Thoughts on Food

For as long as I can remember food has been a big focus of my daily life. I think about the next meal or the one I’ve recently eaten or one I’d like in the future. I love thumbing through cookbooks and still check/cook my old favorites frequently. I also look up recipes online, reading all the reviews and often trying something new.
In elementary school, I looked forward to going home for lunch each day, anticipating the leftover stew or chop suey or pickle and bologna sandwich that awaited me. As a young mother I looked forward to Thursday night when Max would stay with the children while I did a week’s shopping. Much of Thursday was spent planning menus for the next week and making up the shopping list based on the weekly supermarket sales.
Today I still start the morning looking forward to the meals of the day. If I’m lucky there will be leftovers for lunch and maybe a new recipe to try for dinner.
Food related articles in magazines and newspapers always get my attention. Recently I read a blog by Tara Parker-Pope in the NY Times called From Farm to Fridge to Garbage Can. http://well.blogs.nytimes.com/2010/11/01/from-farm-to-fridge-to-garbage-can/ She quoted some studies that were mind-boggling. When a survey asked people why they didn’t cook at home they got a variety of answers, time, as expected, was a big factor but 28% of the respondents said they didn’t know how to cook. I’ll go back to that another time.
Another interesting bit of information was the relatively small part of our income that goes to food in the United States. We spend roughly 10% today, down from 25% in 1930 but really striking when compared to countries like Ethiopia where food accounts for 70% of income.
Our food is incredibly inexpensive compared to the rest of the world and yet we waste more than 40% of it according to Jonathan Bloom, author of American Wasteland : How America Throws Away Nearly Half of Its Food. A link took me to a blog he wrote in the Wall Street Journal, Help the Planet : Stop Wasting Food. http://online.wsj.com/article/SB10001424052748703440004575548391291973152.html?

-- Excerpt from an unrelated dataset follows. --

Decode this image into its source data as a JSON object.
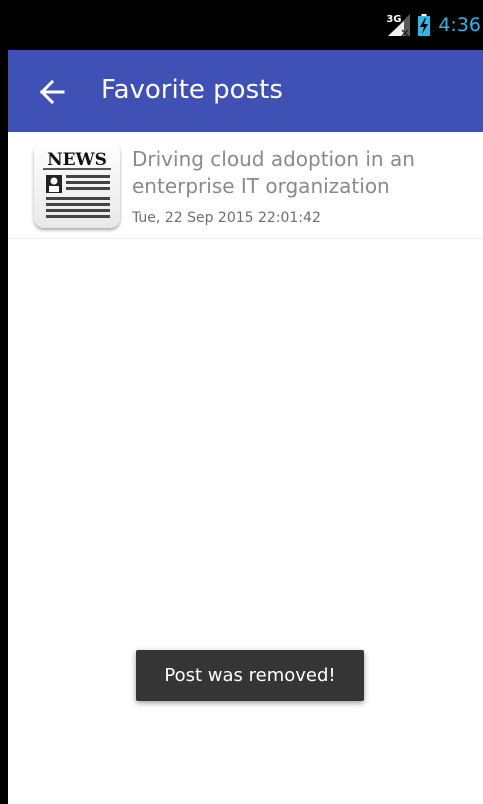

There’s something disturbing about the fact that nearly half of our population is overweight, we throw away nearly half of our food and in other parts of the world, people are starving. There isn’t much I can do to remedy the world’s food inequalties but I can redouble my efforts to make sure that I don’t buy food that we aren’t likely to eat, I can make sure that there isn’t a pepper or a cucumber turning to mush in the back of the fridge or a container of yogurt or piece of cheese growing green stuff. And of course I will compost the scraps that don’t get eaten.